Former Williams proffessor Marc Lynch makes the following observation (in the below post) when confronted with the shunning of military Veterans by Americas academic elite. 

I’ve had a few soldiers interested in pursuing degrees ask me nervously whether they would be shunned by academics. I would be shocked if any experienced prejudice or bias because of their war service — certainly not at a place like GWU — and would be appalled if they did.

Sir yes sir. As mentioned by JeffZ, Don’t Ask Don’t Tell is the reason given for banning all military activity on many college campuses. A ban of active members of the veterans community from even existing on campus because of a government policy.

 Who else should we ban? Not the Taliban, just Marines?

 “We don’t dislike veterans; we just ban ROTC because of a policy.”

 “I am not prejudice against service members; I just cannot study near anyone wearing a military uniform, because of a policy.”

 “I think Military service is a legitimate profession, I just do not want any recruiting for it done on my property.”

   It is very thinly veiled- where these schools biases and prejudices lie. No doubt, it could be damn uncomfortable for veterans to go to a college where recruiting and involvement in such service is strictly prohibited and protested. Colleges should lift all bans on ROTC now. Such discrimination should no longer be tolerated. Support our military. Fill it full of the best educated minds in the nation.

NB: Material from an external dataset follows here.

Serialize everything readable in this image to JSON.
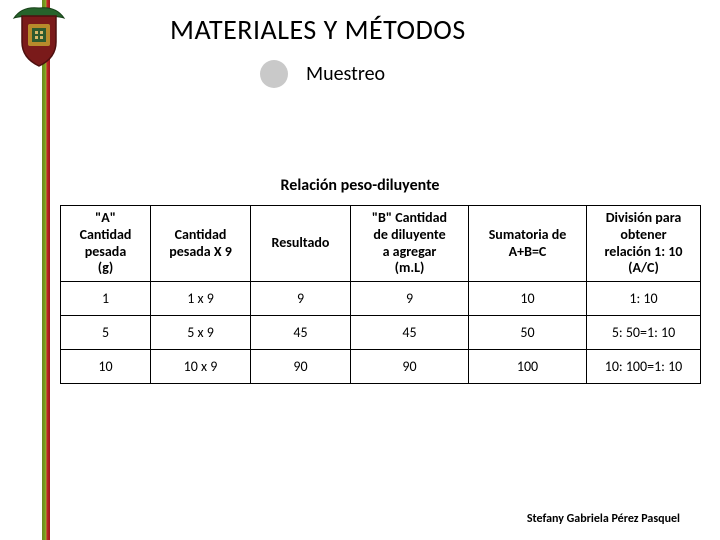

Update: Link to an article on the History of the ROTC and Military Ban At Harvard University. “Is Harvard smart enough to listen to its students?”

From the Article:

And yet, as a 20-year-old Harvard sophomore from Bay City, Texas, named Mark Alan Isaacson told me this week: “Don’t Ask, Don’t Tell is a policy of the federal government, not just the Pentagon, and it was signed by President Clinton. But Harvard doesn’t seem to have any trouble taking money from the federal government, and Clinton is certainly welcome any time he comes on campus. So why can’t midshipmen and cadets who want to serve their country–and didn’t have anything to do with this policy–be welcomed here, too?”

As David always says “Indeed.” It is important to note, that a lot of these bans took place during the Vietnam war, and had nothing to do with “Don’t ask don’t tell”.